Mi Pa’ un si sedea mai, solo un attimo per prillassi ‘na sigaretta di trinciato forte. Gli garbava fa’ i bastoni, e come vedea un frasso dritto lo tagliava e gli facea supito l’impugnatura tonda e la legava al fusto co ‘na vitorchietta e dicea siguro: <Così secca e un si rimove.>
Gli garbava fa’ i bastoni e gli facea sempre de’ disegni: col ferro arrovellito ricamava il costo con strane incisioni che sembravino bisci avvolti. Po’ gli regalava. Anco a me è rimasta questa passione, ogni tanto né faccio qualcuno e lo regalo; ma un eno belli come quelli del babbo.

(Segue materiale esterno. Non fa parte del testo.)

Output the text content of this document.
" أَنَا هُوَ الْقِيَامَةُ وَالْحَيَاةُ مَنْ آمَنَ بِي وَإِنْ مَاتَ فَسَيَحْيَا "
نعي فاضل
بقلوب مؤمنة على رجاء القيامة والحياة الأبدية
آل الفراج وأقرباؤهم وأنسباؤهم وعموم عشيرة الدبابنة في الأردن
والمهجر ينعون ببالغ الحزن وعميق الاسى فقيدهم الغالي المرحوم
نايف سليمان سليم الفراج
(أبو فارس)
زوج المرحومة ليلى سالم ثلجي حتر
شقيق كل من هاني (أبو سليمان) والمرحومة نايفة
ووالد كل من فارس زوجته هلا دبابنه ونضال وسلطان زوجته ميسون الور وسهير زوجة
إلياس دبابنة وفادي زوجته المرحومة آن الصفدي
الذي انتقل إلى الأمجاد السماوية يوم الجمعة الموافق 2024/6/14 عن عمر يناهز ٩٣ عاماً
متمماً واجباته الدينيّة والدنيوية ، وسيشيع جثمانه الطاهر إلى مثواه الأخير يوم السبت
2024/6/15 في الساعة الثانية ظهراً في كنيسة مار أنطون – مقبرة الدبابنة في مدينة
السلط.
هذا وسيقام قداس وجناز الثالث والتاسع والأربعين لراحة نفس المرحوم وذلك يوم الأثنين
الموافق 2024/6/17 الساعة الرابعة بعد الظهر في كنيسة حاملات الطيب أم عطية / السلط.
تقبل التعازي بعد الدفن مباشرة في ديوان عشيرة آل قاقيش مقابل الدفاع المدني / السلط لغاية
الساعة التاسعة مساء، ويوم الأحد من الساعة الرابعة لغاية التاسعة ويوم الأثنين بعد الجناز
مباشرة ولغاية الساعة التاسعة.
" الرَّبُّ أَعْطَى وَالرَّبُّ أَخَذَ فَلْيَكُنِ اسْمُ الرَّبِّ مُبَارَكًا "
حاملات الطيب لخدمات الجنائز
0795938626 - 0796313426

Ci si preparava per il ritorno e dicea che: <A casa voti ‘n ci si va mai.> Lu’, si facea un fascetto di calocchie, sempre di frasso, perché il frasso un marcisce, più s’è taglio a luna calante. A me dava il compito di fa’ un carichetto di scope femmine per fa’ le granate. Quele maschie un eno bone: en tutte storte. Si scendea piano piano e ogni tanto si pigliava fiato a posatogli. Quando si arrivava a casa la solita cantilena di mi Ma’: < Sei stracco bimbo? > Scrollavo la testa per fa’ capì che’ ero grando.
Le gambe mi tremavino per qualche giorno, perché la discesa tronca anco se hai il carico leggéro. Ma èsse stato una matinata col babbo mi riempiva il core: da lu’ ho ‘mparato tante cose che oggi un si trovino scritte ‘nverunato: gli innesti, la potatura, come si fermino i sassi ne’ muri a secco, martellà la falce e il roncone, arrotà pennati e seguretti, riconosce tutti gli ugelli di quassù e duve fano il nidio, fa’ zùffili e piffere, il gruppo della cava, la tèmpera a le subbie, e tante altre cose che ora un mi venghino in mente.
Aveo sciolto il carichetto de le scope e l’aveo misse ritte al muro, così in poghi giorni perdeino tutti i bimboli e podeo fa’ le granate e granatini: anco per la nonna e le vicine di casa. L’Angiò e l’Oriè, mi davino sempre qualche spicciolo.
Seduto sul ciocchetto nell’angolo della piazzetta, guardavo Montecavallo e il Canale di Picchiaglia che sbucava fra le su grotte, e a sinistra la cima de’ Campacci. Un popoino più giù, la nostra selvetta a Pruni di Menco. E dentro di me, la rivedeo lassù duve ora volavino i falchi, tutta pulita e pronta per accoglie le castagne ne’ ripari che aveimo fatto.
A mi ma’ che m’asciugava il sudore e mi pettinava ho ditto: < La marmellata di fichi neri ch’hai fatto, col pane era proprio bona.> Ha sorriso.